Muitos substantivos, eles dizem, textos muito substantivados. O “eu” continua sendo o ator/autor da narrativa, continua sendo um personagem autônomo, autocentrado, cheio de poder para dar significado à vida. Usa demasiadas palavras para dizer o que pensa, e como pensa, quando na verdade o que existem são inúmeros vacúolos de silêncio no seio desse “eu” pensante que tenta disfarçar suas lacunas com palavras. Nada mais claudicante que palavras para dar conta do niilismo do “eu” – nem o corpo lhe serve como abrigo ou como substância.

Existe linguagem possível?
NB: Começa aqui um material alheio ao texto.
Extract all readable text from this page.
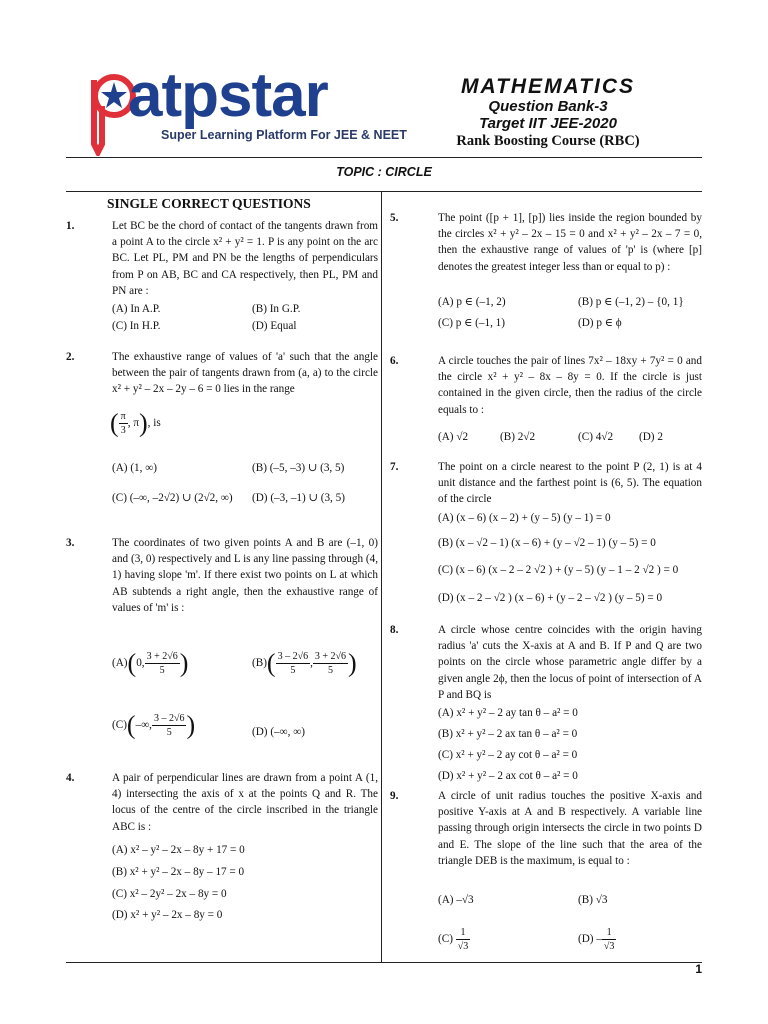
atpstar
Super Learning Platform For JEE & NEET
MATHEMATICS
Question Bank-3
Target IIT JEE-2020
Rank Boosting Course (RBC)
TOPIC : CIRCLE
SINGLE CORRECT QUESTIONS
1.	Let BC be the chord of contact of the tangents drawn from a point A to the circle x² + y² = 1. P is any point on the arc BC. Let PL, PM and PN be the lengths of perpendiculars from P on AB, BC and CA respectively, then PL, PM and PN are :
(A) In A.P.	(B) In G.P.
(C) In H.P.	(D) Equal
2.	The exhaustive range of values of 'a' such that the angle between the pair of tangents drawn from (a, a) to the circle x² + y² – 2x – 2y – 6 = 0 lies in the range
( $\frac{\pi}{3}$ , π), is
(A) (1, ∞)	(B) (–5, –3) ∪ (3, 5)
(C) (–∞, –2√2) ∪ (2√2, ∞) (D) (–3, –1) ∪ (3, 5)
3.	The coordinates of two given points A and B are (–1, 0) and (3, 0) respectively and L is any line passing through (4, 1) having slope 'm'. If there exist two points on L at which AB subtends a right angle, then the exhaustive range of values of 'm' is :
(A)(0, $\frac{3 + 2√6}{5}$ )	$(B)( \frac{3 - 2√6}{5}$ , $\frac{3 + 2√6}{5}$ )
(C)(–∞, $\frac{3 - 2√6}{5}$ )	(D) (–∞, ∞)
4.	A pair of perpendicular lines are drawn from a point A (1, 4) intersecting the axis of x at the points Q and R. The locus of the centre of the circle inscribed in the triangle ABC is :
(A) x² – y² – 2x – 8y + 17 = 0
(B) x² + y² – 2x – 8y – 17 = 0
(C) x² – 2y² – 2x – 8y = 0
(D) x² + y² – 2x – 8y = 0
5.	The point ([p + 1], [p]) lies inside the region bounded by the circles x² + y² – 2x – 15 = 0 and x² + y² – 2x – 7 = 0, then the exhaustive range of values of 'p' is (where [p] denotes the greatest integer less than or equal to p) :
(A) p ∈ (–1, 2)	(B) p ∈ (–1, 2) – {0, 1}
(C) p ∈ (–1, 1)	(D) p ∈ ϕ
6.	A circle touches the pair of lines 7x² – 18xy + 7y² = 0 and the circle x² + y² – 8x – 8y = 0. If the circle is just contained in the given circle, then the radius of the circle equals to :
(A) √2	(B) 2√2	(C) 4√2 (D) 2
7.	The point on a circle nearest to the point P (2, 1) is at 4 unit distance and the farthest point is (6, 5). The equation of the circle
(A) (x – 6) (x – 2) + (y – 5) (y – 1) = 0
(B) (x – √2 – 1) (x – 6) + (y – √2 – 1) (y – 5) = 0
(C) (x – 6) (x – 2 – 2 √2 ) + (y – 5) (y – 1 – 2 √2 ) = 0
(D) (x – 2 – √2 ) (x – 6) + (y – 2 – √2 ) (y – 5) = 0
8.	A circle whose centre coincides with the origin having radius 'a' cuts the X-axis at A and B. If P and Q are two points on the circle whose parametric angle differ by a given angle 2ϕ, then the locus of point of intersection of A P and BQ is
(A) x² + y² – 2 ay tan θ – a² = 0
(B) x² + y² – 2 ax tan θ – a² = 0
(C) x² + y² – 2 ay cot θ – a² = 0
(D) x² + y² – 2 ax cot θ – a² = 0
9.	A circle of unit radius touches the positive X-axis and positive Y-axis at A and B respectively. A variable line passing through origin intersects the circle in two points D and E. The slope of the line such that the area of the triangle DEB is the maximum, is equal to :
(A) –√3	(B) √3
$(C) \frac{1}{√3}$	$(D) - \frac{1}{√3}$
1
Pra dizer que quando teus cabelos voaram sobre a testa, repartidos pelo meio da cabeça, e teu olhar me reconheceu e eu te reconheci? Pra dizer que te sabia por trás do interfone, subindo o elevador, caminhando pelo corredor? Pra quando senti teu dedo pressionando a campainha? Pra dizer que palpitou meu olhar e saltou minha mão, antes descansando sobre minhas pernas cruzadas, na direção da tua, pra dizer que teu peito passou demasiadamente próximo dos meus olhos e que não pude crer – nunca tinha percebido antes – o quão possante ele é? Eu sei que tu te insinuas, que tu baixas a cabeça quando não sabes o que dizer, mas mesmo aí nesses instantes teus olhos sobem e procuram os meus formando um ziguezague que nem desce ao chão e nem voa pelos ares. Eu sei que tu te enroscas nos postes, que tu deslizas pelas ruas na caça, na procura, na peregrinação solitária de mim. Eu estou aqui, estou aqui, e não em outro lugar.

De pé, em frente às portas abertas que dão para um imenso salão supostamente vazio e escuro, concordo que meu vazio és tu, que nunca será preenchido.